Attractions in Limerick
Founded in 1168, St. Mary’s Cathedral is the city’s oldest active building. The church is open every day of the week during business hours, with Mass on Sundays. Its architecture is an invitation to the history of Ireland!
Another tourist spot that dates back to the island's past is the Hunt Museum, with free admission and variety of interesting exhibits. After learning a little more about the country’s culture and history, it’s worth going for a snack in the museum cafe, overlooking the Shannon River.
Visiting The Milk Market it's a great way to spend the weekend, in the morning. In addition to the delicious coffee shops scattered throughout the place, you can buy fresh products from the region's farms, and taste cakes and even Brazilian pastries.
Located right in the city's commercial center and equally popular with tourists, Bedford Row is the focus of many of the city's attractions, such as the lights during Christmas or an international dance performance organized by the students of the University of Limerick.
Did you know?
The ‘Fairy Trees’ have been traditionally worshiped since the times of the Celtic pagan religion, resisting even after Christianity.

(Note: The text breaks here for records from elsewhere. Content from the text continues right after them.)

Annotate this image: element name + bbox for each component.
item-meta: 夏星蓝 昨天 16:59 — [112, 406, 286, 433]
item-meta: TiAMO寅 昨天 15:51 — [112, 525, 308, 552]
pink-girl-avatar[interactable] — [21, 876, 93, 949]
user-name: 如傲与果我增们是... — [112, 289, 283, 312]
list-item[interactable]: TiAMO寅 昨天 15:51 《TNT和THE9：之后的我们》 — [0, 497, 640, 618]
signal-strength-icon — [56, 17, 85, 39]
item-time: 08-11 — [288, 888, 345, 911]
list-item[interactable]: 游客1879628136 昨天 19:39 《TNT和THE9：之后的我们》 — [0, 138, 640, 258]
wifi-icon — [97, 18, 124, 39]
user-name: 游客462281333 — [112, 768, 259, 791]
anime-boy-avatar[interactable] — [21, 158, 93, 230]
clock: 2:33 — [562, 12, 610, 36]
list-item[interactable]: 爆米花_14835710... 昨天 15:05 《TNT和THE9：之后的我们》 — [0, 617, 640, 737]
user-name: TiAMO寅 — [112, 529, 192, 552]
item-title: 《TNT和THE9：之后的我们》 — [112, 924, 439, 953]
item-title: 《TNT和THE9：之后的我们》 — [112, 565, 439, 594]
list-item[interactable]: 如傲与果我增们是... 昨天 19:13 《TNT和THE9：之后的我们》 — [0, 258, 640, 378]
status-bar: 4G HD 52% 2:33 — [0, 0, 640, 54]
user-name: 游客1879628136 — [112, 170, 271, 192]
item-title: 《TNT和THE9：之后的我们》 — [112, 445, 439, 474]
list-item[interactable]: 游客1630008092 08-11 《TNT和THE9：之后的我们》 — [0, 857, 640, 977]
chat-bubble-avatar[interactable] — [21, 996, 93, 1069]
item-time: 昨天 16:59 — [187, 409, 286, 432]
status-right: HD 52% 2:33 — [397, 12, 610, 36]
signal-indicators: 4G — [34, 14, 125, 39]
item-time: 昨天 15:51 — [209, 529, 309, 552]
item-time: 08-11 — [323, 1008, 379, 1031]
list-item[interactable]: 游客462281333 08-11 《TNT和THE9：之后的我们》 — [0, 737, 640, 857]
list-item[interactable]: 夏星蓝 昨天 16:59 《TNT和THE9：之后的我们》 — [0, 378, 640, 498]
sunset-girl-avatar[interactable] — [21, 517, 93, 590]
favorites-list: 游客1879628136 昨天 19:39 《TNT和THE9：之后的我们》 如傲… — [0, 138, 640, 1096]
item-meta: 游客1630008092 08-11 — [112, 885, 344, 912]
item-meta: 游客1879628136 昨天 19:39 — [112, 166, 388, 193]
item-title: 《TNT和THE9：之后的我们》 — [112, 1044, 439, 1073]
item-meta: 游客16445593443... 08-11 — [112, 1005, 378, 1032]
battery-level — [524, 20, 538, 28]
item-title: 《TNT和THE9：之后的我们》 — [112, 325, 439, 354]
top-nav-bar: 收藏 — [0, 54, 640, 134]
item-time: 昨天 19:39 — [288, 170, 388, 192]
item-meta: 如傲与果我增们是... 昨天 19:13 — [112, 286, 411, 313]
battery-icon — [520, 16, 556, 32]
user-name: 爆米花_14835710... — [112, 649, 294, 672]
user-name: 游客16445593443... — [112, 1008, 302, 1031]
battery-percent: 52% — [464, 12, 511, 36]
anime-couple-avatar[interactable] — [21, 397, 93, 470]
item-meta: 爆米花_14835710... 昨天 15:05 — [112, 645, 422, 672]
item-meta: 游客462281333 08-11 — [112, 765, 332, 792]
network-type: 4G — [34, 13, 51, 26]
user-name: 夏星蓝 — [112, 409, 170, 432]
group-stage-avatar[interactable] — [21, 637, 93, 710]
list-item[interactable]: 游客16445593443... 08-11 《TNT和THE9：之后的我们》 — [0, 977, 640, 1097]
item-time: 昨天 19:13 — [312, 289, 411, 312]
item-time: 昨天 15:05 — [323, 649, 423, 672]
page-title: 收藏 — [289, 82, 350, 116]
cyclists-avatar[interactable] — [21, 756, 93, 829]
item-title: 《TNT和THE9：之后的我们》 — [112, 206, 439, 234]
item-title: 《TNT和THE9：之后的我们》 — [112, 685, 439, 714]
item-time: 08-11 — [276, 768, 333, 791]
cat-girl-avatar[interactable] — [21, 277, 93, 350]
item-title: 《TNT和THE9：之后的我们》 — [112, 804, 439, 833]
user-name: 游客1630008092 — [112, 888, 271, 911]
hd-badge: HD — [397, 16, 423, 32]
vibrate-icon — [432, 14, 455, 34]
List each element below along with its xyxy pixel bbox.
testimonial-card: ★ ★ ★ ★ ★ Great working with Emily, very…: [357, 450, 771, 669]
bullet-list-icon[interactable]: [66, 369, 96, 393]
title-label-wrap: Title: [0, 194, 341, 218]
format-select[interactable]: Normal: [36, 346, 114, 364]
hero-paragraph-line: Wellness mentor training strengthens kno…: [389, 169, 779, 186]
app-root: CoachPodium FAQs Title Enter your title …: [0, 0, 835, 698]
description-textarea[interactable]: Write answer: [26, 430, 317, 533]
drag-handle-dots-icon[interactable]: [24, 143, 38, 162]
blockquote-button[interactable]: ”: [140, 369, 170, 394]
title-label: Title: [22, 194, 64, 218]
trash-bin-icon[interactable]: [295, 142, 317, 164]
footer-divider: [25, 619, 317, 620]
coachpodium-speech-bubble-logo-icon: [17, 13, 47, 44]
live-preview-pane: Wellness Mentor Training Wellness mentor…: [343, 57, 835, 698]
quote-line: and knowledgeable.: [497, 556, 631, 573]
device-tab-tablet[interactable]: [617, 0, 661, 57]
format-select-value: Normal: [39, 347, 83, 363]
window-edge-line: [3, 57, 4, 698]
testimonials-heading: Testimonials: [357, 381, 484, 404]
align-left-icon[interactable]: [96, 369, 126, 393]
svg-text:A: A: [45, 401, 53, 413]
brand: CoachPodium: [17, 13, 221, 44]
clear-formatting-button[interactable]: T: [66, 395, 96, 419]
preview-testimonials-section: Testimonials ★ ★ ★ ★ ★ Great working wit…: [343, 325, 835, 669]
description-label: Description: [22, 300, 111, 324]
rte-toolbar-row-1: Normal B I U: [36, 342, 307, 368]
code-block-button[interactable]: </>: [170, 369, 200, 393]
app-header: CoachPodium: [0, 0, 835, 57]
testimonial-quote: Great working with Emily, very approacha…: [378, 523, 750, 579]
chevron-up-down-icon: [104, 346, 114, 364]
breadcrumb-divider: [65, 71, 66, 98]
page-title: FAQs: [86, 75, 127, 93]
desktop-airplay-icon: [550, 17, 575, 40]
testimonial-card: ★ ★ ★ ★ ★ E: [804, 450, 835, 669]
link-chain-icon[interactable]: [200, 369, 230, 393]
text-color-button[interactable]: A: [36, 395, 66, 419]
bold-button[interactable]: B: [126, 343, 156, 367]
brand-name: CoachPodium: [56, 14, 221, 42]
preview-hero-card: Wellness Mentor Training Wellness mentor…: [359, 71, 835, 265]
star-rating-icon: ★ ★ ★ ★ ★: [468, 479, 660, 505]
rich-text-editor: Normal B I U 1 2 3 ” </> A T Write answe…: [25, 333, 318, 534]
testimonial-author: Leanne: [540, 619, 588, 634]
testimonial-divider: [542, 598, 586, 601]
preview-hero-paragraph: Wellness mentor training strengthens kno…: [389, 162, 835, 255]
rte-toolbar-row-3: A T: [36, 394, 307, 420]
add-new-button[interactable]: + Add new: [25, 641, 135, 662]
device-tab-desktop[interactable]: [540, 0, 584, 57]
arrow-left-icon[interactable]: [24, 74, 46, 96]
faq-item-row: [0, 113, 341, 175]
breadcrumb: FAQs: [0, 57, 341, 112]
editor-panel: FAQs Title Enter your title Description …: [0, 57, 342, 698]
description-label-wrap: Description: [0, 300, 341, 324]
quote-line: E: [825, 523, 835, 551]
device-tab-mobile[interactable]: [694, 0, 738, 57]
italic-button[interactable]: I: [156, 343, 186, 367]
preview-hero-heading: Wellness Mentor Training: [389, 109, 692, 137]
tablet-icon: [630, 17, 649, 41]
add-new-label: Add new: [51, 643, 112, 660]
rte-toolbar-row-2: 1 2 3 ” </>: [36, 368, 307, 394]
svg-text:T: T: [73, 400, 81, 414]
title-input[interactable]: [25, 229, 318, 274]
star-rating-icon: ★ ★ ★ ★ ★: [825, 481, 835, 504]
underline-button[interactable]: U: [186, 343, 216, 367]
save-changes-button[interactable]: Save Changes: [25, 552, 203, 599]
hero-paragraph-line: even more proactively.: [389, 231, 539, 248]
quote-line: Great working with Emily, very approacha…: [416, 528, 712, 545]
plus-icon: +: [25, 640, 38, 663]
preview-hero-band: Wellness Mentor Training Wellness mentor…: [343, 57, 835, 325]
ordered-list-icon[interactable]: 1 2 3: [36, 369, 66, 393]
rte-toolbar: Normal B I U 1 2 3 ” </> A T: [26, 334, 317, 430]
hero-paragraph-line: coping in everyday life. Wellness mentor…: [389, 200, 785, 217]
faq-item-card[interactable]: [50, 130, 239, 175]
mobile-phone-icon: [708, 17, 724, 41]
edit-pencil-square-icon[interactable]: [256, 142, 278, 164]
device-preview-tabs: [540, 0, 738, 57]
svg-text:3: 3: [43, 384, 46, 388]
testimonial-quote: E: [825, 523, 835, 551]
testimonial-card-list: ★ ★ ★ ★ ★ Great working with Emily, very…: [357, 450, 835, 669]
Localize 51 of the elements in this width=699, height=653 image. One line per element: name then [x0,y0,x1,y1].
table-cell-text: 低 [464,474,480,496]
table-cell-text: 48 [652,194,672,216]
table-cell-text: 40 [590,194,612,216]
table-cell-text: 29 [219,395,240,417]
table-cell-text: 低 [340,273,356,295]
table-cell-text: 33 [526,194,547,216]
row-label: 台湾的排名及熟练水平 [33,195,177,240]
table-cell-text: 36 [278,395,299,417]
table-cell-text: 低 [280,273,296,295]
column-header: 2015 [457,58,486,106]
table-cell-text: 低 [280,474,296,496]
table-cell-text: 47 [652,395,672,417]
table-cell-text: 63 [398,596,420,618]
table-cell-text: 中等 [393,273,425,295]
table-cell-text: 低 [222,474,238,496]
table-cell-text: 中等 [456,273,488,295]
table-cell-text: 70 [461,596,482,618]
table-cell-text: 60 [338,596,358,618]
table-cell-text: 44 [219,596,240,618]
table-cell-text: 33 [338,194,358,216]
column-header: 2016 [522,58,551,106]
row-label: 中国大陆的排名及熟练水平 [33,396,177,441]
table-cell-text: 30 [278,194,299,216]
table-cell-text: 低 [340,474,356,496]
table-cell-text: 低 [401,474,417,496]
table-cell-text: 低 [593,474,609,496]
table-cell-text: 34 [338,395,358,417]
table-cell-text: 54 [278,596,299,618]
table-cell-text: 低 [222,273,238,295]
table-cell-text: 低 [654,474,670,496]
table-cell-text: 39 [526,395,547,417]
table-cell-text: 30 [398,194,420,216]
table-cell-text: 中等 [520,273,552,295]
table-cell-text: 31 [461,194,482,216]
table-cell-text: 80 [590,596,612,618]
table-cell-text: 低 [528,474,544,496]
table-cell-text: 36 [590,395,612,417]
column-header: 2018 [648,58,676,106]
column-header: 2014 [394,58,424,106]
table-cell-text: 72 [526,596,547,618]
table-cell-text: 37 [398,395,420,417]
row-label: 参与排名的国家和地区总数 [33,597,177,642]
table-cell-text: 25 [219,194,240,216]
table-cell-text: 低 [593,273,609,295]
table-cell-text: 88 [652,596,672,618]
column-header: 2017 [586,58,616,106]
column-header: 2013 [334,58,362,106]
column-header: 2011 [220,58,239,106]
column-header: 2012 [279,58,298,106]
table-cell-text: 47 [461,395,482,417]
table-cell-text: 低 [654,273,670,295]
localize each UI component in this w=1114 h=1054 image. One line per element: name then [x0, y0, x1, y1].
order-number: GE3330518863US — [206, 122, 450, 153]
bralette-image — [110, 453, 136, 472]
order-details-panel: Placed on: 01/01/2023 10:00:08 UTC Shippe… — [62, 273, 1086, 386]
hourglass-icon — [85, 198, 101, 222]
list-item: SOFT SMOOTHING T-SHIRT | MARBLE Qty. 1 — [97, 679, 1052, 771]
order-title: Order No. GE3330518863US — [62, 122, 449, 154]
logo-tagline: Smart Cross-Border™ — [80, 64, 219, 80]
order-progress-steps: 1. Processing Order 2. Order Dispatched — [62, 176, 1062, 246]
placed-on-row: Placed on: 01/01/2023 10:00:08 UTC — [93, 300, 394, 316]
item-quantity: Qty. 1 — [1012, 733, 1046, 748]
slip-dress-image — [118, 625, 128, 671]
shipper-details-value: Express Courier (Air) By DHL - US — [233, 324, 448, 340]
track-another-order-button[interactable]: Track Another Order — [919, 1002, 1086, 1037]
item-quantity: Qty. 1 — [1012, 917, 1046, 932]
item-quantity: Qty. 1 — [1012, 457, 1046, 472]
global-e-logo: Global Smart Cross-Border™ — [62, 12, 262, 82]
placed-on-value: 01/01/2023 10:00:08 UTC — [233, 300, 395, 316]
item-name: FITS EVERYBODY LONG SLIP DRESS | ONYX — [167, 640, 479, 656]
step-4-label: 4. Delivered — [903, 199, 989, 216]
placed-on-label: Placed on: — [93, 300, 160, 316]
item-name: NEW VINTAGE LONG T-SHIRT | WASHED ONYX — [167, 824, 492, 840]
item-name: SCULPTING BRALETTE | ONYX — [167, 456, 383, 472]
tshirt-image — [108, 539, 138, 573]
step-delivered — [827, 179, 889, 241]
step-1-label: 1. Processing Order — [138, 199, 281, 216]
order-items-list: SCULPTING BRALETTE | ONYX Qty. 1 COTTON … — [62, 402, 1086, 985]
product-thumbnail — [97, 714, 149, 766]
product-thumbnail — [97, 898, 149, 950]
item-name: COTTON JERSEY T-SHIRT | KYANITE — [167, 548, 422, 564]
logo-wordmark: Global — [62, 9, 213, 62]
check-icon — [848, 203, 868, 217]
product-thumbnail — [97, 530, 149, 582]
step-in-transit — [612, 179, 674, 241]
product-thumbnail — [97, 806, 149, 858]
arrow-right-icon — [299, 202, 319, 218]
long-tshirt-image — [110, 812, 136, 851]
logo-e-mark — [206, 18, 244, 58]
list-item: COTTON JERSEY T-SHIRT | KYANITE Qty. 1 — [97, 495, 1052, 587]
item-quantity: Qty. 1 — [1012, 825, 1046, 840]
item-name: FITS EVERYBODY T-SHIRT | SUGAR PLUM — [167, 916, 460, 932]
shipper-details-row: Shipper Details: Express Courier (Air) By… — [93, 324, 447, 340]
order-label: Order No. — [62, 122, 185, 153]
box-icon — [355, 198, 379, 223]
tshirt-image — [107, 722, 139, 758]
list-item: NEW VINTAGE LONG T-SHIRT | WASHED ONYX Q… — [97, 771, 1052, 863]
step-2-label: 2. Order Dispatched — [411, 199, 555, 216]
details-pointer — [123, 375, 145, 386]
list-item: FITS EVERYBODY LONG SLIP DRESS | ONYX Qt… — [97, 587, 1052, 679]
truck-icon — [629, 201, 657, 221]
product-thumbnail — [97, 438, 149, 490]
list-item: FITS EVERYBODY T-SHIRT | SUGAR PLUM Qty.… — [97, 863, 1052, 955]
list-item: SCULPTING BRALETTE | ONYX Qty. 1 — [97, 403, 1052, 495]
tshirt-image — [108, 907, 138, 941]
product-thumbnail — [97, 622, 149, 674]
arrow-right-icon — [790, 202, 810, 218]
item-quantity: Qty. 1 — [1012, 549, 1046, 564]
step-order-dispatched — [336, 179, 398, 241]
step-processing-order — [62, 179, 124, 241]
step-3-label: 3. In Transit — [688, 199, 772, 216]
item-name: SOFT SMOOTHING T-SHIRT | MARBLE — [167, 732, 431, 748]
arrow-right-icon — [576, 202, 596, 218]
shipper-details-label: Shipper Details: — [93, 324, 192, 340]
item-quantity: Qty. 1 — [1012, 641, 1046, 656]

Until the 1960s, road construction was diverted whenever there was a fairy tree along the way, and when a loved one was lost, it was certain that a fairy tree had been cut down on the property. Today they are symbolic, covered with messages and gifts for the spirits that inhabit them, and is a meeting point for many travelers.
Ireland is one of the few places in the world that has no native snakes due to the Ice Age, as the cold have made the island inhospitable to reptiles. But the Irish attribute this fact to the dexterity of their patron Saint Patrick in hunting down and killing all snakes in a heroic act to protect the island.
Dolores O'Riordan, lead singer of “The Cranberries” band and regarded in Ireland as the greatest singer in the country's history, died in January 2018, was born in Limerick.